Catapult’s software is a console- and cloud-based analytics platform, meaning your data is accessible on more than one computer. The Amazon Cloud OpenField uses is the same program used by the CIA and every major bank. Data security is one of Catapult’s biggest priorities when setting up clients and everything possible is done to ensure passwords are secure, accounts are locked, and your data is only visible to individuals you assign.
What is the difference between a Global Positioning System (GPS) and a Local Positioning System (LPS)?
The difference between a local positioning system and GPS is that instead of using satellites, LPS works by using short-range signaling beacons (called anchor nodes), each with a known exact location for positioning objects through triangulation techniques. Because GPS satellites are approximately 20,000km from earth, and move at about 14,000km/hour, GPS has limited positional accuracy.

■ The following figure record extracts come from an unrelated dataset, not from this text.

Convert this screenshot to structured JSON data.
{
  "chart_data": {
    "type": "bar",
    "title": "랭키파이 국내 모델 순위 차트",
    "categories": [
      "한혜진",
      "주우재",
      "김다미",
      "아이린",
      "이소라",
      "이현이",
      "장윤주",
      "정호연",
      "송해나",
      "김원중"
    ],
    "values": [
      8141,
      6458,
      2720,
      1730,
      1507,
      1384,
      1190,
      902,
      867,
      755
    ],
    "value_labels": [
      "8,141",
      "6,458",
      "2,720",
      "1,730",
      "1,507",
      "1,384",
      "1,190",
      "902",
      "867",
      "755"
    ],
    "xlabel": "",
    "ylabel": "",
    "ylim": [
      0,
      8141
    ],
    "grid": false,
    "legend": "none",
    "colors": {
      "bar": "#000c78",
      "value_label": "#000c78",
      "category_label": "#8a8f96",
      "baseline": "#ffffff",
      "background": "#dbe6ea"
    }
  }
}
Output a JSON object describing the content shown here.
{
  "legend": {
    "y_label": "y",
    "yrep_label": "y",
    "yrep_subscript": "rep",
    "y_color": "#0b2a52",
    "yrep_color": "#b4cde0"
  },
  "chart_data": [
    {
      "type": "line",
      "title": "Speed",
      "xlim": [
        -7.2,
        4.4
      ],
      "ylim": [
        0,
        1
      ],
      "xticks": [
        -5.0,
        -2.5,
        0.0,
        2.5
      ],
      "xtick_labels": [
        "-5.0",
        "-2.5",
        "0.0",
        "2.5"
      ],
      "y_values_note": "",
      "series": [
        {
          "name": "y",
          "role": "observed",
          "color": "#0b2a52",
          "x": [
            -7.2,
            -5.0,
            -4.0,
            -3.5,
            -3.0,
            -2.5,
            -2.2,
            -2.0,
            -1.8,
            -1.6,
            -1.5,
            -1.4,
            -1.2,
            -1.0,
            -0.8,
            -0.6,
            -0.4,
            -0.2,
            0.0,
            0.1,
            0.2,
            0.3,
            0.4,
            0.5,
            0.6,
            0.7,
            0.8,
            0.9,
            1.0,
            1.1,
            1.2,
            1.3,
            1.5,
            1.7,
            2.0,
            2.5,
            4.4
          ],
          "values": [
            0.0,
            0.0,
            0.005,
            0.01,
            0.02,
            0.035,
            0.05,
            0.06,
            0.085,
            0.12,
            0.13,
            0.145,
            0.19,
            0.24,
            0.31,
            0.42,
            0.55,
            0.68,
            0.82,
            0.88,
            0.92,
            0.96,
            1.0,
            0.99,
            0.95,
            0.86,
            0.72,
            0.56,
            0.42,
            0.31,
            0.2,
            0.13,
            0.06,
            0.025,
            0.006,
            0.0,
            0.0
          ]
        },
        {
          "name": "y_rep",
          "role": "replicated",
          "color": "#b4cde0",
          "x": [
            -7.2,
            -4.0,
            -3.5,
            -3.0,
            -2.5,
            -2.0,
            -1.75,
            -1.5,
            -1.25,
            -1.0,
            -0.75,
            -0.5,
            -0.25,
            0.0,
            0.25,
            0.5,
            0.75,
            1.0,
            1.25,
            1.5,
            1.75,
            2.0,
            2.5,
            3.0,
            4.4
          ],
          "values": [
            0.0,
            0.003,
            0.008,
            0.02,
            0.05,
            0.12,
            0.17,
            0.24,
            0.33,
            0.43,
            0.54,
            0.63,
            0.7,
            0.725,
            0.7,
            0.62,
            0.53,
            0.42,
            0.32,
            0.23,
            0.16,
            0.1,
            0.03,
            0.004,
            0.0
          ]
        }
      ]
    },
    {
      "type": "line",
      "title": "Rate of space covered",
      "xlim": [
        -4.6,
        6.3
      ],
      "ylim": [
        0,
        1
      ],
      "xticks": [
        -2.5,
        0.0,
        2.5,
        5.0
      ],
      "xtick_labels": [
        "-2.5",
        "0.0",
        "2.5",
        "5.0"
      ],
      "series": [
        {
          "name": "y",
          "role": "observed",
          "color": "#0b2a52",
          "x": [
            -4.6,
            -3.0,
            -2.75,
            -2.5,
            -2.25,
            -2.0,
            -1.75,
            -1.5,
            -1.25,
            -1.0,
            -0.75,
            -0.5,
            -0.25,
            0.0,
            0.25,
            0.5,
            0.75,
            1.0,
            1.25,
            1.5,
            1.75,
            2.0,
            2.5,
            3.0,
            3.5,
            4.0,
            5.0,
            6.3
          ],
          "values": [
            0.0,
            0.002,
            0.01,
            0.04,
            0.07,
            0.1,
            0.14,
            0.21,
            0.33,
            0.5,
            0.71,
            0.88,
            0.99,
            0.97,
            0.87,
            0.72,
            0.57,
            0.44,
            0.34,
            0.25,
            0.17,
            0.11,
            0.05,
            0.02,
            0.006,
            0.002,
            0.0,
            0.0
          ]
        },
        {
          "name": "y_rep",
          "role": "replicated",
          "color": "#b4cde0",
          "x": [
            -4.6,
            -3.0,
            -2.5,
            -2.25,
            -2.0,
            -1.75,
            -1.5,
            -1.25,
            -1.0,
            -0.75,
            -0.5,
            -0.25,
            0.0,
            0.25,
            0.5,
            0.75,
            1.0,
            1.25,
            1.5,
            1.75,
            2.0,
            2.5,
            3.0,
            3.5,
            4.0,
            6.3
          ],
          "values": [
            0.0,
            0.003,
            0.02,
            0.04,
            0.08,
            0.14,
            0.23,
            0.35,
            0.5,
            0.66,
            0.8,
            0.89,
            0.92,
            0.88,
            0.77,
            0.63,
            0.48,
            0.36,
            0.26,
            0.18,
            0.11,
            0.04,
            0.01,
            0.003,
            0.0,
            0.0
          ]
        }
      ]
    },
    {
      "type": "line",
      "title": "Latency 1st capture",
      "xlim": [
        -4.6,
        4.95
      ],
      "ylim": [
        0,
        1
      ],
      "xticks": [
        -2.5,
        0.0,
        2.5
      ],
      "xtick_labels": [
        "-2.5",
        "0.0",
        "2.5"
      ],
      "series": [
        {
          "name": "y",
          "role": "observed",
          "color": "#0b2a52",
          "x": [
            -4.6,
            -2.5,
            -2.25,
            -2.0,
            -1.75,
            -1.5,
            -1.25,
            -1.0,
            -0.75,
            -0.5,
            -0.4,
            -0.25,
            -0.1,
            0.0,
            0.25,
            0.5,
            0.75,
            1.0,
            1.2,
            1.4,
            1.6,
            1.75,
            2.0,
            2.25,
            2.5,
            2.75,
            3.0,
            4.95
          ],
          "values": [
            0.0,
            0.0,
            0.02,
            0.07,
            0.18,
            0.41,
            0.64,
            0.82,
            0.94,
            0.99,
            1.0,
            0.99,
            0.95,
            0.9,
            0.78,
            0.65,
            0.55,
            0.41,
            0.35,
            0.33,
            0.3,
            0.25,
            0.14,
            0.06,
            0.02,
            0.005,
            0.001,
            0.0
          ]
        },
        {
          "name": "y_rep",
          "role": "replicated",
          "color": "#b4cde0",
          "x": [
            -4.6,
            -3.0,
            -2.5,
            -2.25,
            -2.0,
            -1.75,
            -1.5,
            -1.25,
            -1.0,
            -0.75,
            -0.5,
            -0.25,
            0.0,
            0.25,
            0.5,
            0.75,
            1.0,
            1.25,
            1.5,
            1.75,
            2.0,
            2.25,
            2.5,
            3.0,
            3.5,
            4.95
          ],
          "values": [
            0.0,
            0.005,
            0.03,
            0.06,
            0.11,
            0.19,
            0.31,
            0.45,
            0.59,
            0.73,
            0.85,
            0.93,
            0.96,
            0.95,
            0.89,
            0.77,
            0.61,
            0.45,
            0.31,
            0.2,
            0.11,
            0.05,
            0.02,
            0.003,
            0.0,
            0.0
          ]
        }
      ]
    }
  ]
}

As well as the restriction of not working under a closed roof, and showing reduced efficiency in a stadium environment, GPS will provide approximately 1m positional accuracy. In contrast, ClearSky brings the same concept of GPS within a stadium, using the proximity of the anchor nodes to the tracking devices to enable absolute accuracy within 10cm.
How do I explain what Catapult is to the rest of my staff?
If you can measure it, you can manage it. When you jump in your car, how do you know how much fuel you have? How do you know how fast you’re moving in a restricted zone? If you’re driving a manual, how do know when to change gears? What Catapult does is put a dashboard on the athlete’s body. It’s no longer enough to say “he looks tired” - maybe he is or maybe he isn’t, but we can provide you objective to support or contradict your opinion.